De acordo com Caldeira (2000, p.259), as cidades fragmentadas por enclaves fortificados perdem os princípios de acessibilidade e livre circulação, estes que estão entre os valores mais importantes das cidades modernas. Yázigi (2000, p. 130) discute essa relação apontando o fato da cidadania ser considerada a convicção da autopertinência a um universo social que compartilha um conjunto de representações e relações sociais de tal forma que consiste no exercício da responsabilidade do que é comum a todos. Assim, o estabelecimento de condomínios fechados acaba privando também a sociedade, em geral, de usufruir de áreas públicas que são privatizadas com a construção dos muros, o que contribui para a diferenciação das classes.

A interação de interesses diversificados, motivados por tendências socioeconômicas, acaba refletindo-se diretamente nas formações e características dos espaços públicos (OLIVEIRA e MASCARO, 2007). Assim, tem-se que os espaços públicos apresentam também uma função social, onde pessoas de diferentes classes sociais podem interagir em ambientes diversificados.

Tais evoluções no processo de urbanização de uma cidade acabam influenciando diretamente nas formas como a população utiliza os seus espaços públicos. Bartolo (2013) destaca que a produção dos espaços públicos gera uma demarcação física nas cidades, estas delimitações definem usos e funções, além de também constituírem uma fronteira simbólica para a cidade.

Devido a essas mudanças na distribuição do espaço urbano, buscar entender a influência das mesmas na dinâmica populacional de um município se faz importante, de tal forma que esses fatos podem explicar e direcionar os costumes das populações urbanas em um fu turo próximo.
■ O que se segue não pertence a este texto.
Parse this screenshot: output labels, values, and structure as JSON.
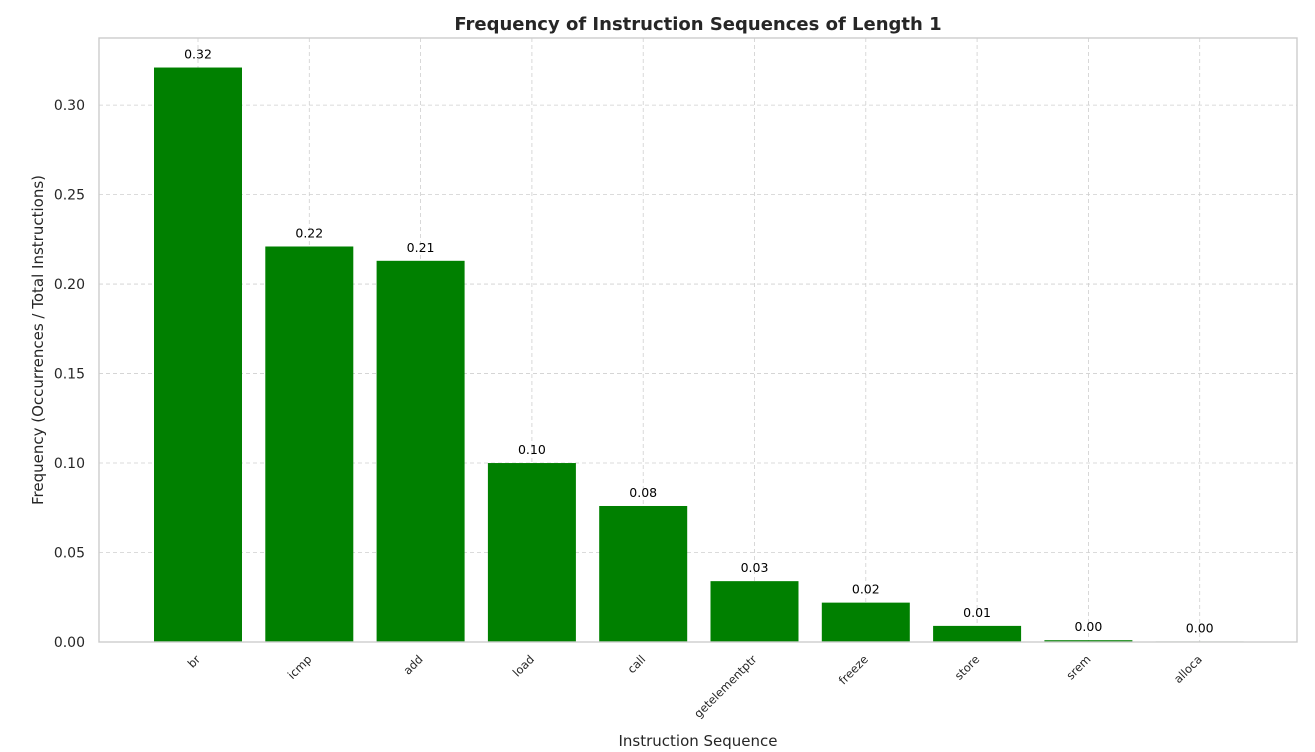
{
  "chart_data": {
    "type": "bar",
    "title": "Frequency of Instruction Sequences of Length 1",
    "xlabel": "Instruction Sequence",
    "ylabel": "Frequency (Occurrences / Total Instructions)",
    "categories": [
      "br",
      "icmp",
      "add",
      "load",
      "call",
      "getelementptr",
      "freeze",
      "store",
      "srem",
      "alloca"
    ],
    "values": [
      0.321,
      0.221,
      0.213,
      0.1,
      0.076,
      0.034,
      0.022,
      0.009,
      0.001,
      0.0003
    ],
    "data_labels": [
      "0.32",
      "0.22",
      "0.21",
      "0.10",
      "0.08",
      "0.03",
      "0.02",
      "0.01",
      "0.00",
      "0.00"
    ],
    "ylim": [
      0,
      0.3375
    ],
    "yticks": [
      0.0,
      0.05,
      0.1,
      0.15,
      0.2,
      0.25,
      0.3
    ],
    "ytick_labels": [
      "0.00",
      "0.05",
      "0.10",
      "0.15",
      "0.20",
      "0.25",
      "0.30"
    ],
    "grid": true,
    "bar_color": "#008000"
  }
}
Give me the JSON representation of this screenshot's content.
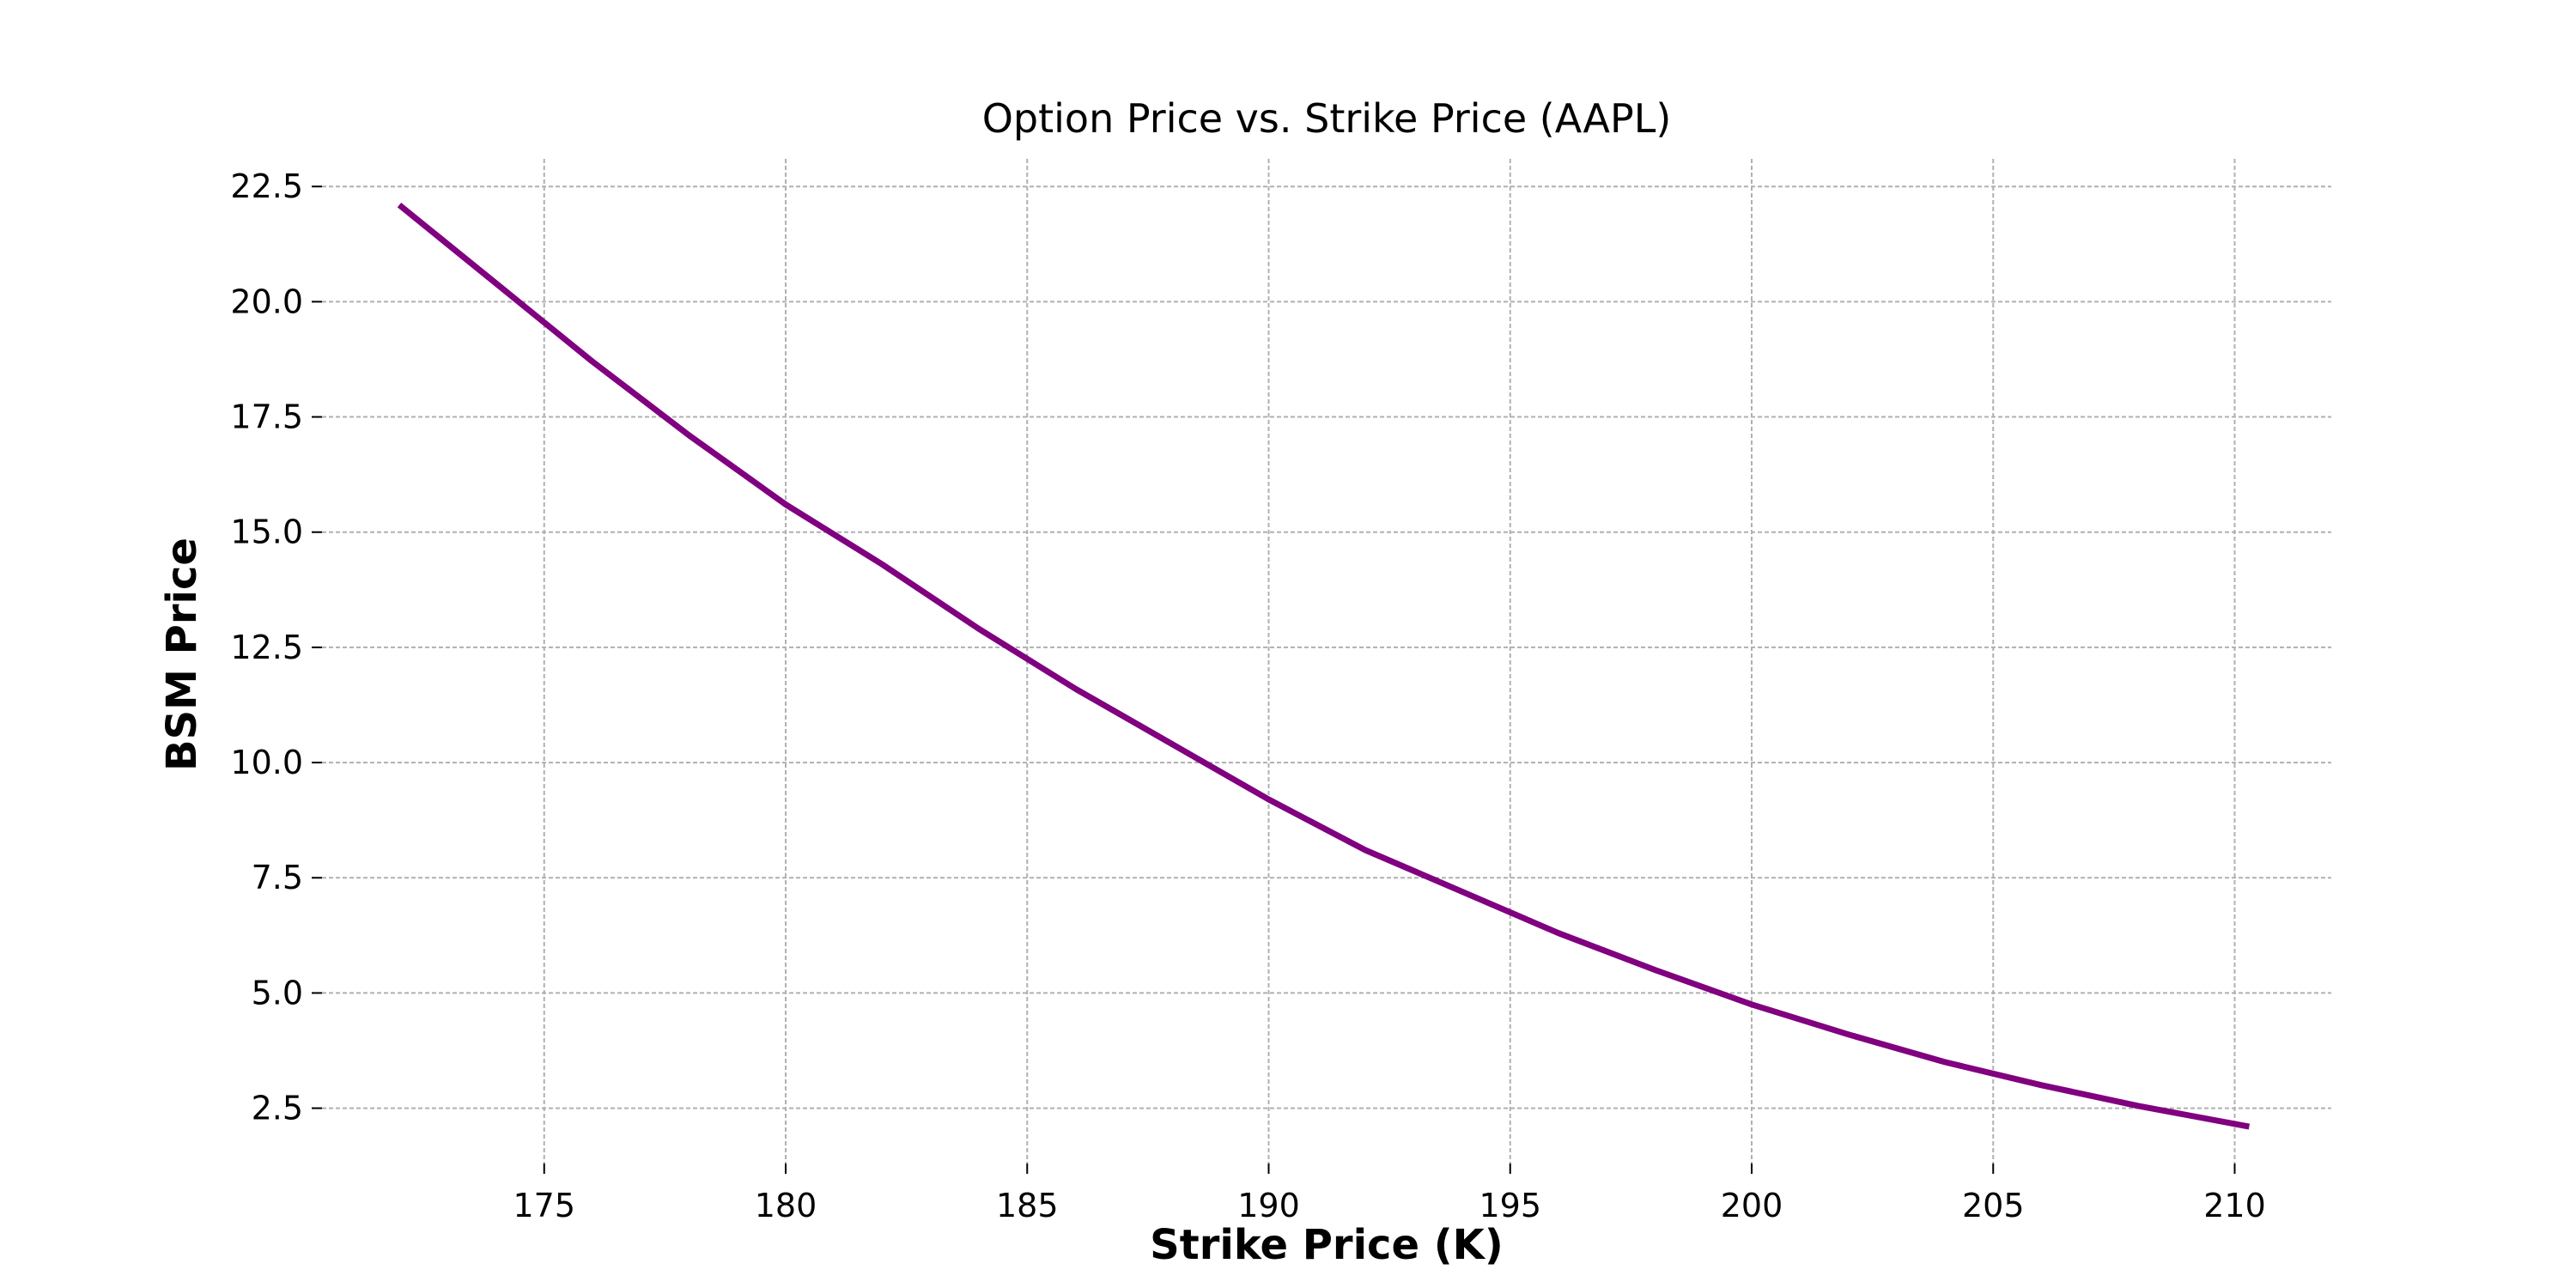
{
  "chart_data": {
    "type": "line",
    "title": "Option Price vs. Strike Price (AAPL)",
    "xlabel": "Strike Price (K)",
    "ylabel": "BSM Price",
    "xlim": [
      170.4,
      212.0
    ],
    "ylim": [
      1.3,
      23.1
    ],
    "x_ticks": [
      175,
      180,
      185,
      190,
      195,
      200,
      205,
      210
    ],
    "y_ticks": [
      2.5,
      5.0,
      7.5,
      10.0,
      12.5,
      15.0,
      17.5,
      20.0,
      22.5
    ],
    "x_tick_labels": [
      "175",
      "180",
      "185",
      "190",
      "195",
      "200",
      "205",
      "210"
    ],
    "y_tick_labels": [
      "2.5",
      "5.0",
      "7.5",
      "10.0",
      "12.5",
      "15.0",
      "17.5",
      "20.0",
      "22.5"
    ],
    "grid": true,
    "series": [
      {
        "color": "#800080",
        "x": [
          172.0,
          174.0,
          176.0,
          178.0,
          180.0,
          182.0,
          184.0,
          186.0,
          188.0,
          190.0,
          192.0,
          194.0,
          196.0,
          198.0,
          200.0,
          202.0,
          204.0,
          206.0,
          208.0,
          210.3
        ],
        "y": [
          22.1,
          20.4,
          18.7,
          17.1,
          15.6,
          14.3,
          12.9,
          11.6,
          10.4,
          9.2,
          8.1,
          7.2,
          6.3,
          5.5,
          4.75,
          4.1,
          3.5,
          3.0,
          2.55,
          2.1
        ]
      }
    ]
  }
}
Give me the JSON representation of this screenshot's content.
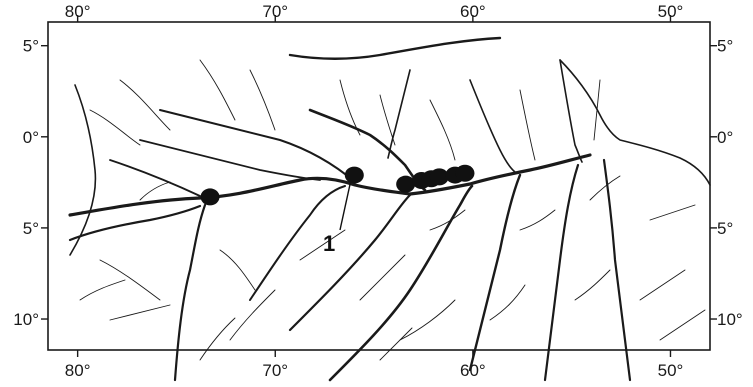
{
  "map": {
    "lon_ticks": [
      "80°",
      "70°",
      "60°",
      "50°"
    ],
    "lat_ticks": [
      "5°",
      "0°",
      "5°",
      "10°"
    ],
    "lon_values": [
      -80,
      -70,
      -60,
      -50
    ],
    "lat_values": [
      5,
      0,
      -5,
      -10
    ],
    "extent": {
      "lon": [
        -81.5,
        -48.0
      ],
      "lat": [
        6.3,
        -11.7
      ]
    },
    "site_label": "1",
    "sites": [
      {
        "lon": -73.3,
        "lat": -3.3
      },
      {
        "lon": -66.0,
        "lat": -2.1
      },
      {
        "lon": -63.4,
        "lat": -2.6
      },
      {
        "lon": -62.6,
        "lat": -2.4
      },
      {
        "lon": -62.1,
        "lat": -2.3
      },
      {
        "lon": -61.7,
        "lat": -2.2
      },
      {
        "lon": -60.9,
        "lat": -2.1
      },
      {
        "lon": -60.4,
        "lat": -2.0
      }
    ],
    "colors": {
      "river": "#1a1a1a",
      "coast": "#1a1a1a",
      "site": "#111111",
      "frame": "#1a1a1a"
    }
  }
}
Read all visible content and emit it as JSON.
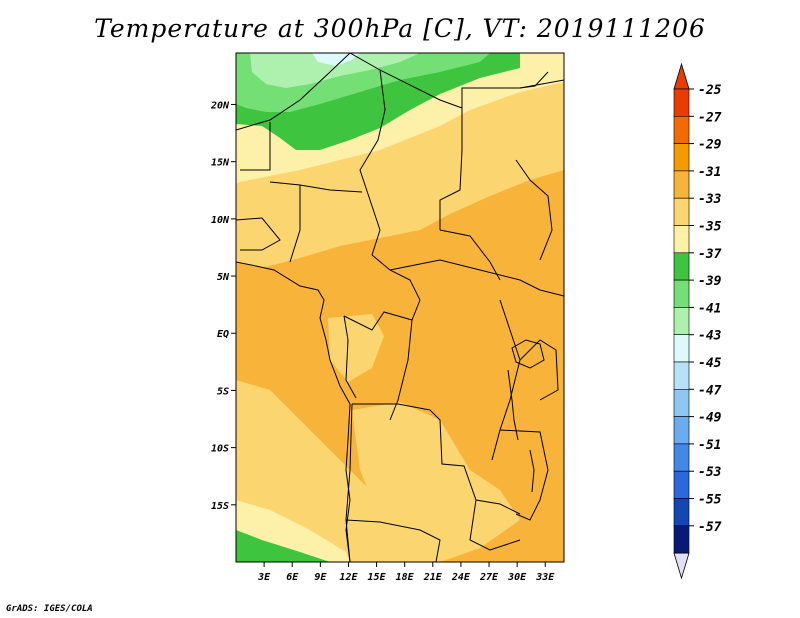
{
  "title": "Temperature at 300hPa [C], VT: 2019111206",
  "footer": "GrADS: IGES/COLA",
  "map": {
    "lon_range": [
      0,
      35
    ],
    "lat_range": [
      -20,
      24.5
    ],
    "lon_ticks": [
      {
        "value": 3,
        "label": "3E"
      },
      {
        "value": 6,
        "label": "6E"
      },
      {
        "value": 9,
        "label": "9E"
      },
      {
        "value": 12,
        "label": "12E"
      },
      {
        "value": 15,
        "label": "15E"
      },
      {
        "value": 18,
        "label": "18E"
      },
      {
        "value": 21,
        "label": "21E"
      },
      {
        "value": 24,
        "label": "24E"
      },
      {
        "value": 27,
        "label": "27E"
      },
      {
        "value": 30,
        "label": "30E"
      },
      {
        "value": 33,
        "label": "33E"
      }
    ],
    "lat_ticks": [
      {
        "value": 20,
        "label": "20N"
      },
      {
        "value": 15,
        "label": "15N"
      },
      {
        "value": 10,
        "label": "10N"
      },
      {
        "value": 5,
        "label": "5N"
      },
      {
        "value": 0,
        "label": "EQ"
      },
      {
        "value": -5,
        "label": "5S"
      },
      {
        "value": -10,
        "label": "10S"
      },
      {
        "value": -15,
        "label": "15S"
      }
    ]
  },
  "colorbar": {
    "levels": [
      {
        "label": "-25",
        "color": "#e83c00"
      },
      {
        "label": "-27",
        "color": "#f36b00"
      },
      {
        "label": "-29",
        "color": "#f59a00"
      },
      {
        "label": "-31",
        "color": "#f8b43a"
      },
      {
        "label": "-33",
        "color": "#fbd570"
      },
      {
        "label": "-35",
        "color": "#fdf0a8"
      },
      {
        "label": "-37",
        "color": "#3ec43e"
      },
      {
        "label": "-39",
        "color": "#74df74"
      },
      {
        "label": "-41",
        "color": "#aef0ae"
      },
      {
        "label": "-43",
        "color": "#dcfafa"
      },
      {
        "label": "-45",
        "color": "#b8e0f8"
      },
      {
        "label": "-47",
        "color": "#90c6f2"
      },
      {
        "label": "-49",
        "color": "#6aacee"
      },
      {
        "label": "-51",
        "color": "#4488e6"
      },
      {
        "label": "-53",
        "color": "#2a68dc"
      },
      {
        "label": "-55",
        "color": "#1446b4"
      },
      {
        "label": "-57",
        "color": "#081a78"
      }
    ],
    "top_cap_color": "#e83c00",
    "bottom_cap_color": "#e0e0f8"
  }
}
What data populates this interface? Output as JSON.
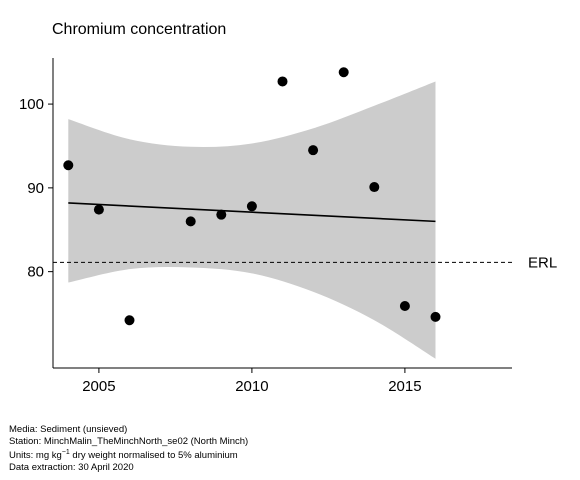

Nesse contexto, o presente estudo tem o objetivo de fo mentar a discussão sobre a expansão urbana atual das cidades brasileiras pautada na privatização de espaços, onde a principal maneira de expansão e crescimento do solo urbano é por meio dos loteamentos fechados ou condomínios horizontais fechados. Diante desse contexto, a pesquisa trata desses novos produtos oferecidos pelo mercado imobiliário, que privatizam os espaços públicos à medida que constroem os muros e guaritas de acesso que impedem a livre circulação das pessoas e fragmentam o espaço urbano- social das cidades.

Tendo como estudo de caso a expansão das últimas décadas do município de Indaiatuba – SP, este artigo tem como objetivo ilustrar e discutir a predominância da urbanização privatizada como forma de expansão urbana.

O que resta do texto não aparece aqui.